FDIC slates proposed ban on regulators’ use of ‘reputation risk’

A long-anticipated notice of proposed rulemaking regarding prohibiting regulators’ use of “reputation risk”  is one of two discussion items slated for the Oct. 7 open meeting of the Federal Deposit Insurance Corp. (FDIC) Board meeting.

The second item: a notice of proposed rulemaking regarding unsafe or unsound practices, “matters requiring attention.”

Both are expected to affect the FDIC’s examination and supervision of the banks it supervises, with the “reputation risk” item likely putting the agency in line with actions already announced this year by the Federal Reserve Board and Office of the Comptroller of the Currency (OCC) – and as anticipated in April in remarks by FDIC Chairman Travis Hill.

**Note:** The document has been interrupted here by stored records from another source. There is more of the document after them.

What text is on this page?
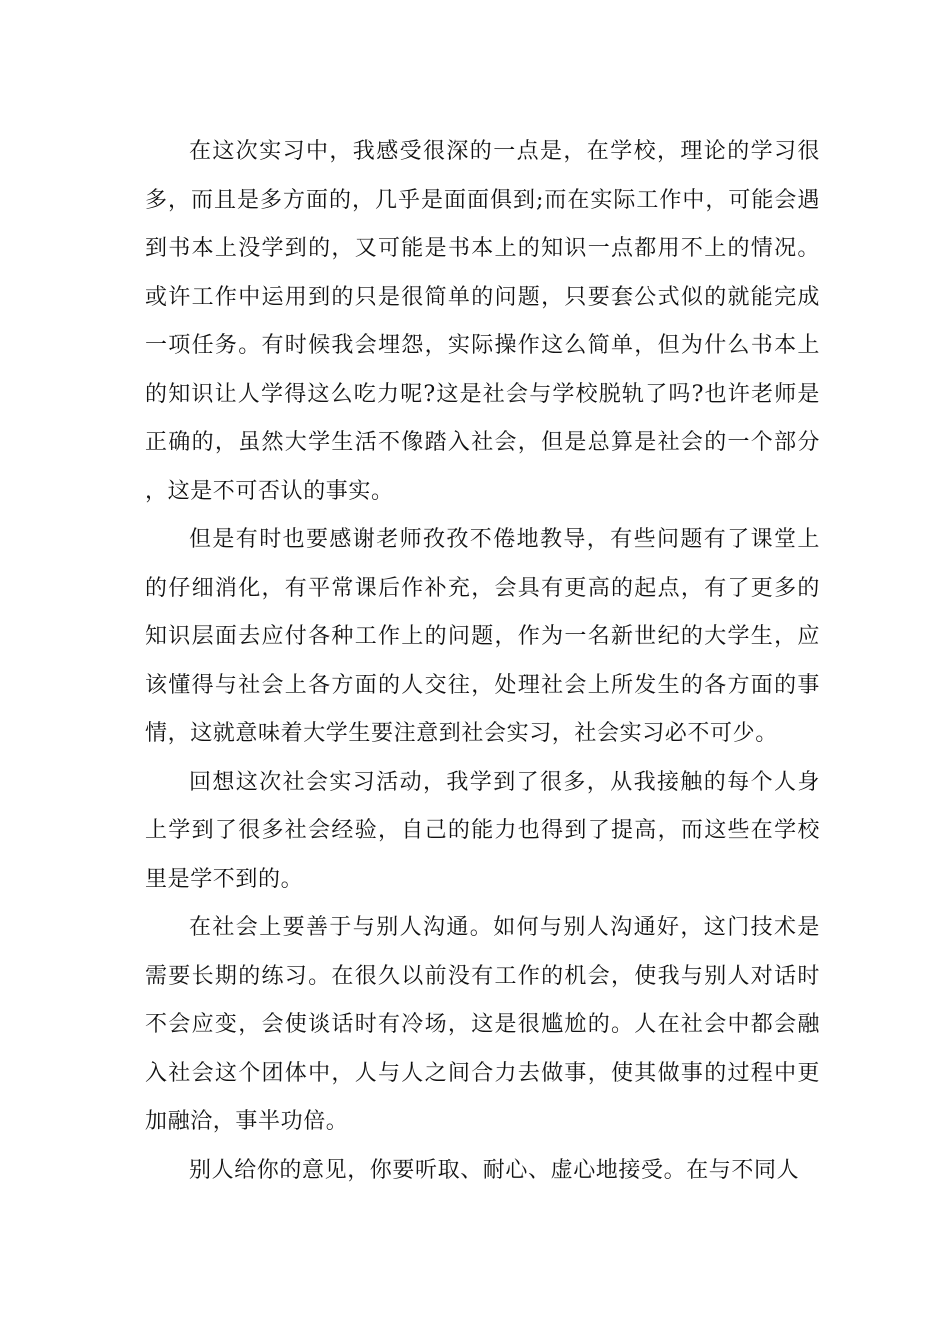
在这次实习中，我感受很深的一点是，在学校，理论的学习很多，而且是多方面的，几乎是面面俱到;而在实际工作中，可能会遇到书本上没学到的，又可能是书本上的知识一点都用不上的情况。或许工作中运用到的只是很简单的问题，只要套公式似的就能完成一项任务。有时候我会埋怨，实际操作这么简单，但为什么书本上的知识让人学得这么吃力呢?这是社会与学校脱轨了吗?也许老师是正确的，虽然大学生活不像踏入社会，但是总算是社会的一个部分，这是不可否认的事实。

但是有时也要感谢老师孜孜不倦地教导，有些问题有了课堂上的仔细消化，有平常课后作补充，会具有更高的起点，有了更多的知识层面去应付各种工作上的问题，作为一名新世纪的大学生，应该懂得与社会上各方面的人交往，处理社会上所发生的各方面的事情，这就意味着大学生要注意到社会实习，社会实习必不可少。

回想这次社会实习活动，我学到了很多，从我接触的每个人身上学到了很多社会经验，自己的能力也得到了提高，而这些在学校里是学不到的。

在社会上要善于与别人沟通。如何与别人沟通好，这门技术是需要长期的练习。在很久以前没有工作的机会，使我与别人对话时不会应变，会使谈话时有冷场，这是很尴尬的。人在社会中都会融入社会这个团体中，人与人之间合力去做事，使其做事的过程中更加融洽，事半功倍。

别人给你的意见，你要听取、耐心、虚心地接受。在与不同人
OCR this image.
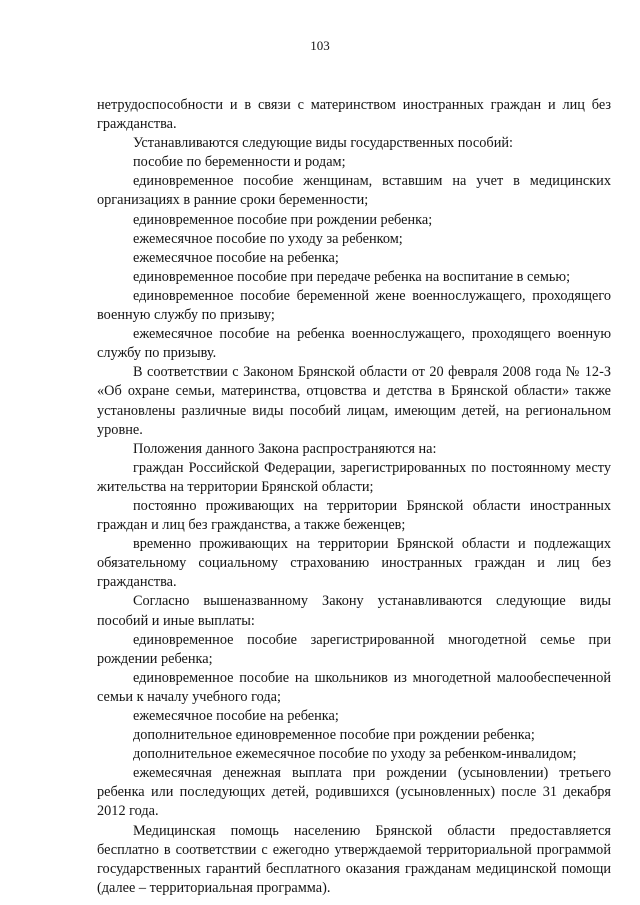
103

нетрудоспособности и в связи с материнством иностранных граждан и лиц без гражданства.

Устанавливаются следующие виды государственных пособий:

пособие по беременности и родам;

единовременное пособие женщинам, вставшим на учет в медицинских организациях в ранние сроки беременности;

единовременное пособие при рождении ребенка;

ежемесячное пособие по уходу за ребенком;

ежемесячное пособие на ребенка;

единовременное пособие при передаче ребенка на воспитание в семью;

единовременное пособие беременной жене военнослужащего, проходящего военную службу по призыву;

ежемесячное пособие на ребенка военнослужащего, проходящего военную службу по призыву.

В соответствии с Законом Брянской области от 20 февраля 2008 года № 12-З «Об охране семьи, материнства, отцовства и детства в Брянской области» также установлены различные виды пособий лицам, имеющим детей, на региональном уровне.

Положения данного Закона распространяются на:

граждан Российской Федерации, зарегистрированных по постоянному месту жительства на территории Брянской области;

постоянно проживающих на территории Брянской области иностранных граждан и лиц без гражданства, а также беженцев;

временно проживающих на территории Брянской области и подлежащих обязательному социальному страхованию иностранных граждан и лиц без гражданства.

Согласно вышеназванному Закону устанавливаются следующие виды пособий и иные выплаты:

единовременное пособие зарегистрированной многодетной семье при рождении ребенка;

единовременное пособие на школьников из многодетной малообеспеченной семьи к началу учебного года;

ежемесячное пособие на ребенка;

дополнительное единовременное пособие при рождении ребенка;

дополнительное ежемесячное пособие по уходу за ребенком-инвалидом;

ежемесячная денежная выплата при рождении (усыновлении) третьего ребенка или последующих детей, родившихся (усыновленных) после 31 декабря 2012 года.

Медицинская помощь населению Брянской области предоставляется бесплатно в соответствии с ежегодно утверждаемой территориальной программой государственных гарантий бесплатного оказания гражданам медицинской помощи (далее – территориальная программа).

Hill said then that his agency was preparing a rulemaking related to reputational risk that would prohibit FDIC supervisors from criticizing or taking adverse action against institutions based on reputational risk, “and requiring, instructing, or encouraging institutions to close, modify, or refrain from offering accounts on the basis of political, social, cultural, or religious views.”

The National Credit Union Administration (NCUA) recently also announced it was no longer including discussion generally of reputation risk during examinations and other supervisory discussions with credit unions.

The Oct. 7 FDIC Board meeting will be viewable by the public via webcast, the agency said. It’s set for 10 a.m. eastern.